Duke Health researchers have developed a machine learning model that can identify mild cognitive impairment (MCI) by analyzing retinal images from the eye. The model, described in the journal Ophthalmology Science, demonstrates the potential for a non-invasive and cost-effective method of detecting early signs of cognitive impairment that may progress to Alzheimer’s disease.
In previous models, differentiating mild cognitive impairment from normal cognition has been challenging. However, this new machine learning model has shown promising results in distinguishing between the two. The senior author of the study, Sharon Fekrat, M.D., explains, This is particularly exciting work because we have previously been unable to differentiate mild cognitive impairment from normal cognition in previous models. This work brings us one step closer to detecting cognitive impairment earlier before it progresses to Alzheimer’s dementia.
The researchers built upon their previous model, which successfully identified patients with a known Alzheimer’s diagnosis using retinal scans and other data. The current study focused on detecting mild cognitive impairment, which often precedes Alzheimer’s disease. By utilizing machine learning techniques, the model identified specific features in the retinal images, such as changes in the neurosensory retina and its microvasculature, that indicate the presence of cognitive impairment. Additionally, patient data, including age, sex, visual acuity, and educational background, were incorporated into the model.
The results of the study showed that the model achieved a sensitivity of 79% and a specificity of 83% in differentiating individuals with normal cognition from those with a diagnosis of mild cognitive impairment.
The study’s co-first author, C. Ellis Wisely, M.D., noted the significance of having a non-invasive and cost-effective means of identifying patients with mild cognitive impairment, particularly as potential new therapies for Alzheimer’s disease emerge.

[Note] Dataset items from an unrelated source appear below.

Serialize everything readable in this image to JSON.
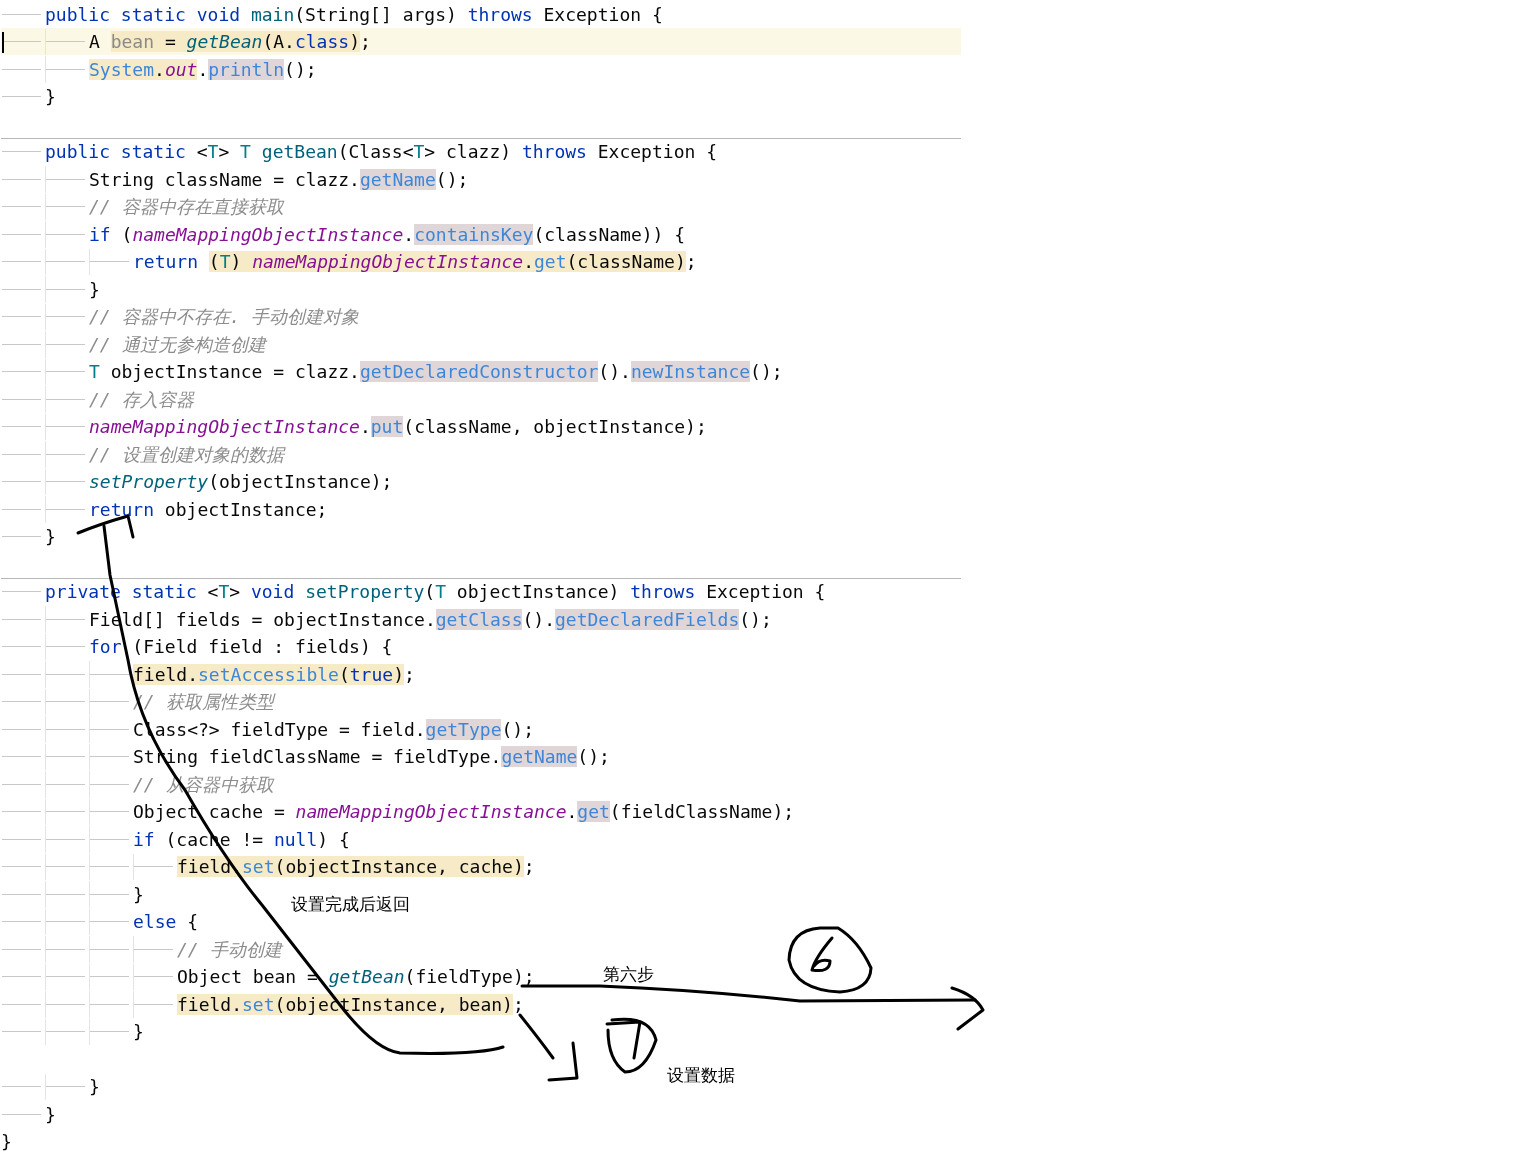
{
  "editor": {
    "lines": [
      {
        "kind": "scope",
        "children": [
          {
            "kind": "code",
            "current": false,
            "separator_above": false,
            "tokens": [
              {
                "text": "public static void ",
                "kind": "keyword"
              },
              {
                "text": "main",
                "kind": "declaration"
              },
              {
                "text": "(String[] args) ",
                "kind": "plain"
              },
              {
                "text": "throws",
                "kind": "keyword"
              },
              {
                "text": " Exception {",
                "kind": "plain"
              }
            ],
            "children": [
              {
                "kind": "code",
                "current": true,
                "separator_above": false,
                "tokens": [
                  {
                    "text": "A ",
                    "kind": "plain"
                  },
                  {
                    "text": "bean",
                    "kind": "unused",
                    "color": "#f6ebc6"
                  },
                  {
                    "text": " = ",
                    "kind": "plain",
                    "color": "#f6ebc6"
                  },
                  {
                    "text": "getBean",
                    "kind": "static_call",
                    "color": "#f6ebc6"
                  },
                  {
                    "text": "(A.",
                    "kind": "plain",
                    "color": "#f6ebc6"
                  },
                  {
                    "text": "class",
                    "kind": "keyword",
                    "color": "#f6ebc6"
                  },
                  {
                    "text": ")",
                    "kind": "plain",
                    "color": "#f6ebc6"
                  },
                  {
                    "text": ";",
                    "kind": "plain"
                  }
                ]
              },
              {
                "kind": "code",
                "current": false,
                "separator_above": false,
                "tokens": [
                  {
                    "text": "System",
                    "kind": "call",
                    "color": "#f6ebc6"
                  },
                  {
                    "text": ".",
                    "kind": "plain",
                    "color": "#f6ebc6"
                  },
                  {
                    "text": "out",
                    "kind": "static_field",
                    "color": "#f6ebc6"
                  },
                  {
                    "text": ".",
                    "kind": "plain"
                  },
                  {
                    "text": "println",
                    "kind": "call",
                    "color": "#e0d6d8"
                  },
                  {
                    "text": "();",
                    "kind": "plain"
                  }
                ]
              }
            ]
          },
          {
            "kind": "code",
            "current": false,
            "separator_above": false,
            "tokens": [
              {
                "text": "}",
                "kind": "plain"
              }
            ]
          },
          {
            "kind": "blank",
            "current": false,
            "separator_above": false
          },
          {
            "kind": "code",
            "current": false,
            "separator_above": true,
            "tokens": [
              {
                "text": "public static",
                "kind": "keyword"
              },
              {
                "text": " <",
                "kind": "plain"
              },
              {
                "text": "T",
                "kind": "type_param"
              },
              {
                "text": "> ",
                "kind": "plain"
              },
              {
                "text": "T ",
                "kind": "type_param"
              },
              {
                "text": "getBean",
                "kind": "declaration"
              },
              {
                "text": "(Class<",
                "kind": "plain"
              },
              {
                "text": "T",
                "kind": "type_param"
              },
              {
                "text": "> clazz) ",
                "kind": "plain"
              },
              {
                "text": "throws",
                "kind": "keyword"
              },
              {
                "text": " Exception {",
                "kind": "plain"
              }
            ],
            "children": [
              {
                "kind": "code",
                "current": false,
                "separator_above": false,
                "tokens": [
                  {
                    "text": "String className = clazz.",
                    "kind": "plain"
                  },
                  {
                    "text": "getName",
                    "kind": "call",
                    "color": "#e0d6d8"
                  },
                  {
                    "text": "();",
                    "kind": "plain"
                  }
                ]
              },
              {
                "kind": "code",
                "current": false,
                "separator_above": false,
                "tokens": [
                  {
                    "text": "// 容器中存在直接获取",
                    "kind": "comment"
                  }
                ]
              },
              {
                "kind": "code",
                "current": false,
                "separator_above": false,
                "tokens": [
                  {
                    "text": "if",
                    "kind": "keyword"
                  },
                  {
                    "text": " (",
                    "kind": "plain"
                  },
                  {
                    "text": "nameMappingObjectInstance",
                    "kind": "static_field"
                  },
                  {
                    "text": ".",
                    "kind": "plain"
                  },
                  {
                    "text": "containsKey",
                    "kind": "call",
                    "color": "#e0d6d8"
                  },
                  {
                    "text": "(className)) {",
                    "kind": "plain"
                  }
                ],
                "children": [
                  {
                    "kind": "code",
                    "current": false,
                    "separator_above": false,
                    "tokens": [
                      {
                        "text": "return ",
                        "kind": "keyword"
                      },
                      {
                        "text": "(",
                        "kind": "plain",
                        "color": "#f6ebc6"
                      },
                      {
                        "text": "T",
                        "kind": "type_param",
                        "color": "#f6ebc6"
                      },
                      {
                        "text": ") ",
                        "kind": "plain",
                        "color": "#f6ebc6"
                      },
                      {
                        "text": "nameMappingObjectInstance",
                        "kind": "static_field",
                        "color": "#f6ebc6"
                      },
                      {
                        "text": ".",
                        "kind": "plain",
                        "color": "#f6ebc6"
                      },
                      {
                        "text": "get",
                        "kind": "call",
                        "color": "#f6ebc6"
                      },
                      {
                        "text": "(className)",
                        "kind": "plain",
                        "color": "#f6ebc6"
                      },
                      {
                        "text": ";",
                        "kind": "plain"
                      }
                    ]
                  }
                ]
              },
              {
                "kind": "code",
                "current": false,
                "separator_above": false,
                "tokens": [
                  {
                    "text": "}",
                    "kind": "plain"
                  }
                ]
              },
              {
                "kind": "code",
                "current": false,
                "separator_above": false,
                "tokens": [
                  {
                    "text": "// 容器中不存在. 手动创建对象",
                    "kind": "comment"
                  }
                ]
              },
              {
                "kind": "code",
                "current": false,
                "separator_above": false,
                "tokens": [
                  {
                    "text": "// 通过无参构造创建",
                    "kind": "comment"
                  }
                ]
              },
              {
                "kind": "code",
                "current": false,
                "separator_above": false,
                "tokens": [
                  {
                    "text": "T",
                    "kind": "type_param"
                  },
                  {
                    "text": " objectInstance = clazz.",
                    "kind": "plain"
                  },
                  {
                    "text": "getDeclaredConstructor",
                    "kind": "call",
                    "color": "#e0d6d8"
                  },
                  {
                    "text": "().",
                    "kind": "plain"
                  },
                  {
                    "text": "newInstance",
                    "kind": "call",
                    "color": "#e0d6d8"
                  },
                  {
                    "text": "();",
                    "kind": "plain"
                  }
                ]
              },
              {
                "kind": "code",
                "current": false,
                "separator_above": false,
                "tokens": [
                  {
                    "text": "// 存入容器",
                    "kind": "comment"
                  }
                ]
              },
              {
                "kind": "code",
                "current": false,
                "separator_above": false,
                "tokens": [
                  {
                    "text": "nameMappingObjectInstance",
                    "kind": "static_field"
                  },
                  {
                    "text": ".",
                    "kind": "plain"
                  },
                  {
                    "text": "put",
                    "kind": "call",
                    "color": "#e0d6d8"
                  },
                  {
                    "text": "(className, objectInstance);",
                    "kind": "plain"
                  }
                ]
              },
              {
                "kind": "code",
                "current": false,
                "separator_above": false,
                "tokens": [
                  {
                    "text": "// 设置创建对象的数据",
                    "kind": "comment"
                  }
                ]
              },
              {
                "kind": "code",
                "current": false,
                "separator_above": false,
                "tokens": [
                  {
                    "text": "setProperty",
                    "kind": "static_call"
                  },
                  {
                    "text": "(objectInstance);",
                    "kind": "plain"
                  }
                ]
              },
              {
                "kind": "code",
                "current": false,
                "separator_above": false,
                "tokens": [
                  {
                    "text": "return",
                    "kind": "keyword"
                  },
                  {
                    "text": " objectInstance;",
                    "kind": "plain"
                  }
                ]
              }
            ]
          },
          {
            "kind": "code",
            "current": false,
            "separator_above": false,
            "tokens": [
              {
                "text": "}",
                "kind": "plain"
              }
            ]
          },
          {
            "kind": "blank",
            "current": false,
            "separator_above": false
          },
          {
            "kind": "code",
            "current": false,
            "separator_above": true,
            "tokens": [
              {
                "text": "private static",
                "kind": "keyword"
              },
              {
                "text": " <",
                "kind": "plain"
              },
              {
                "text": "T",
                "kind": "type_param"
              },
              {
                "text": "> ",
                "kind": "plain"
              },
              {
                "text": "void ",
                "kind": "keyword"
              },
              {
                "text": "setProperty",
                "kind": "declaration"
              },
              {
                "text": "(",
                "kind": "plain"
              },
              {
                "text": "T",
                "kind": "type_param"
              },
              {
                "text": " objectInstance) ",
                "kind": "plain"
              },
              {
                "text": "throws",
                "kind": "keyword"
              },
              {
                "text": " Exception {",
                "kind": "plain"
              }
            ],
            "children": [
              {
                "kind": "code",
                "current": false,
                "separator_above": false,
                "tokens": [
                  {
                    "text": "Field[] fields = objectInstance.",
                    "kind": "plain"
                  },
                  {
                    "text": "getClass",
                    "kind": "call",
                    "color": "#e0d6d8"
                  },
                  {
                    "text": "().",
                    "kind": "plain"
                  },
                  {
                    "text": "getDeclaredFields",
                    "kind": "call",
                    "color": "#e0d6d8"
                  },
                  {
                    "text": "();",
                    "kind": "plain"
                  }
                ]
              },
              {
                "kind": "code",
                "current": false,
                "separator_above": false,
                "tokens": [
                  {
                    "text": "for",
                    "kind": "keyword"
                  },
                  {
                    "text": " (Field field : fields) {",
                    "kind": "plain"
                  }
                ],
                "children": [
                  {
                    "kind": "code",
                    "current": false,
                    "separator_above": false,
                    "tokens": [
                      {
                        "text": "field.",
                        "kind": "plain",
                        "color": "#f6ebc6"
                      },
                      {
                        "text": "setAccessible",
                        "kind": "call",
                        "color": "#f6ebc6"
                      },
                      {
                        "text": "(",
                        "kind": "plain",
                        "color": "#f6ebc6"
                      },
                      {
                        "text": "true",
                        "kind": "keyword",
                        "color": "#f6ebc6"
                      },
                      {
                        "text": ")",
                        "kind": "plain",
                        "color": "#f6ebc6"
                      },
                      {
                        "text": ";",
                        "kind": "plain"
                      }
                    ]
                  },
                  {
                    "kind": "code",
                    "current": false,
                    "separator_above": false,
                    "tokens": [
                      {
                        "text": "// 获取属性类型",
                        "kind": "comment"
                      }
                    ]
                  },
                  {
                    "kind": "code",
                    "current": false,
                    "separator_above": false,
                    "tokens": [
                      {
                        "text": "Class<?> fieldType = field.",
                        "kind": "plain"
                      },
                      {
                        "text": "getType",
                        "kind": "call",
                        "color": "#e0d6d8"
                      },
                      {
                        "text": "();",
                        "kind": "plain"
                      }
                    ]
                  },
                  {
                    "kind": "code",
                    "current": false,
                    "separator_above": false,
                    "tokens": [
                      {
                        "text": "String fieldClassName = fieldType.",
                        "kind": "plain"
                      },
                      {
                        "text": "getName",
                        "kind": "call",
                        "color": "#e0d6d8"
                      },
                      {
                        "text": "();",
                        "kind": "plain"
                      }
                    ]
                  },
                  {
                    "kind": "code",
                    "current": false,
                    "separator_above": false,
                    "tokens": [
                      {
                        "text": "// 从容器中获取",
                        "kind": "comment"
                      }
                    ]
                  },
                  {
                    "kind": "code",
                    "current": false,
                    "separator_above": false,
                    "tokens": [
                      {
                        "text": "Object cache = ",
                        "kind": "plain"
                      },
                      {
                        "text": "nameMappingObjectInstance",
                        "kind": "static_field"
                      },
                      {
                        "text": ".",
                        "kind": "plain"
                      },
                      {
                        "text": "get",
                        "kind": "call",
                        "color": "#e0d6d8"
                      },
                      {
                        "text": "(fieldClassName);",
                        "kind": "plain"
                      }
                    ]
                  },
                  {
                    "kind": "code",
                    "current": false,
                    "separator_above": false,
                    "tokens": [
                      {
                        "text": "if",
                        "kind": "keyword"
                      },
                      {
                        "text": " (cache != ",
                        "kind": "plain"
                      },
                      {
                        "text": "null",
                        "kind": "keyword"
                      },
                      {
                        "text": ") {",
                        "kind": "plain"
                      }
                    ],
                    "children": [
                      {
                        "kind": "code",
                        "current": false,
                        "separator_above": false,
                        "tokens": [
                          {
                            "text": "field.",
                            "kind": "plain",
                            "color": "#f6ebc6"
                          },
                          {
                            "text": "set",
                            "kind": "call",
                            "color": "#f6ebc6"
                          },
                          {
                            "text": "(objectInstance, cache)",
                            "kind": "plain",
                            "color": "#f6ebc6"
                          },
                          {
                            "text": ";",
                            "kind": "plain"
                          }
                        ]
                      }
                    ]
                  },
                  {
                    "kind": "code",
                    "current": false,
                    "separator_above": false,
                    "tokens": [
                      {
                        "text": "}",
                        "kind": "plain"
                      }
                    ]
                  },
                  {
                    "kind": "code",
                    "current": false,
                    "separator_above": false,
                    "tokens": [
                      {
                        "text": "else",
                        "kind": "keyword"
                      },
                      {
                        "text": " {",
                        "kind": "plain"
                      }
                    ],
                    "children": [
                      {
                        "kind": "code",
                        "current": false,
                        "separator_above": false,
                        "tokens": [
                          {
                            "text": "// 手动创建",
                            "kind": "comment"
                          }
                        ]
                      },
                      {
                        "kind": "code",
                        "current": false,
                        "separator_above": false,
                        "tokens": [
                          {
                            "text": "Object bean = ",
                            "kind": "plain"
                          },
                          {
                            "text": "getBean",
                            "kind": "static_call"
                          },
                          {
                            "text": "(fieldType);",
                            "kind": "plain"
                          }
                        ]
                      },
                      {
                        "kind": "code",
                        "current": false,
                        "separator_above": false,
                        "tokens": [
                          {
                            "text": "field.",
                            "kind": "plain",
                            "color": "#f6ebc6"
                          },
                          {
                            "text": "set",
                            "kind": "call",
                            "color": "#f6ebc6"
                          },
                          {
                            "text": "(objectInstance, bean)",
                            "kind": "plain",
                            "color": "#f6ebc6"
                          },
                          {
                            "text": ";",
                            "kind": "plain"
                          }
                        ]
                      }
                    ]
                  },
                  {
                    "kind": "code",
                    "current": false,
                    "separator_above": false,
                    "tokens": [
                      {
                        "text": "}",
                        "kind": "plain"
                      }
                    ]
                  },
                  {
                    "kind": "blank",
                    "current": false,
                    "separator_above": false
                  }
                ]
              },
              {
                "kind": "code",
                "current": false,
                "separator_above": false,
                "tokens": [
                  {
                    "text": "}",
                    "kind": "plain"
                  }
                ]
              }
            ]
          },
          {
            "kind": "code",
            "current": false,
            "separator_above": false,
            "tokens": [
              {
                "text": "}",
                "kind": "plain"
              }
            ]
          }
        ]
      },
      {
        "kind": "code",
        "current": false,
        "separator_above": false,
        "tokens": [
          {
            "text": "}",
            "kind": "plain"
          }
        ]
      }
    ]
  },
  "annotations": [
    {
      "text": "设置完成后返回"
    },
    {
      "text": "第六步"
    },
    {
      "text": "设置数据"
    }
  ]
}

Wisely stated, Having a non-invasive and less expensive means to reliably identify these patients is increasingly important, particularly as new therapies for Alzheimer’s disease may become available.
The retina has been likened to a window to the brain, and leveraging non-invasive and cost-effective retinal imaging with machine learning algorithms can be a powerful tool for screening patients at scale. Alexander Richardson, a student in the Eye Multimodal Imaging in Neurodegenerative Disease lab at Duke and co-lead author of the study, emphasized the potential of this approach, stating, The retina is a window to the brain, and machine learning algorithms that leverage non-invasive and cost-effective retinal imaging to assess neurological health can be a potent tool to screen patients at scale.
Overall, the development of this machine learning model represents a significant advancement in the early detection of cognitive impairment. As the model continues to be refined and tested, it holds promise for identifying individuals at risk of developing Alzheimer’s disease, leading to earlier interventions and potential improvements in patient outcomes.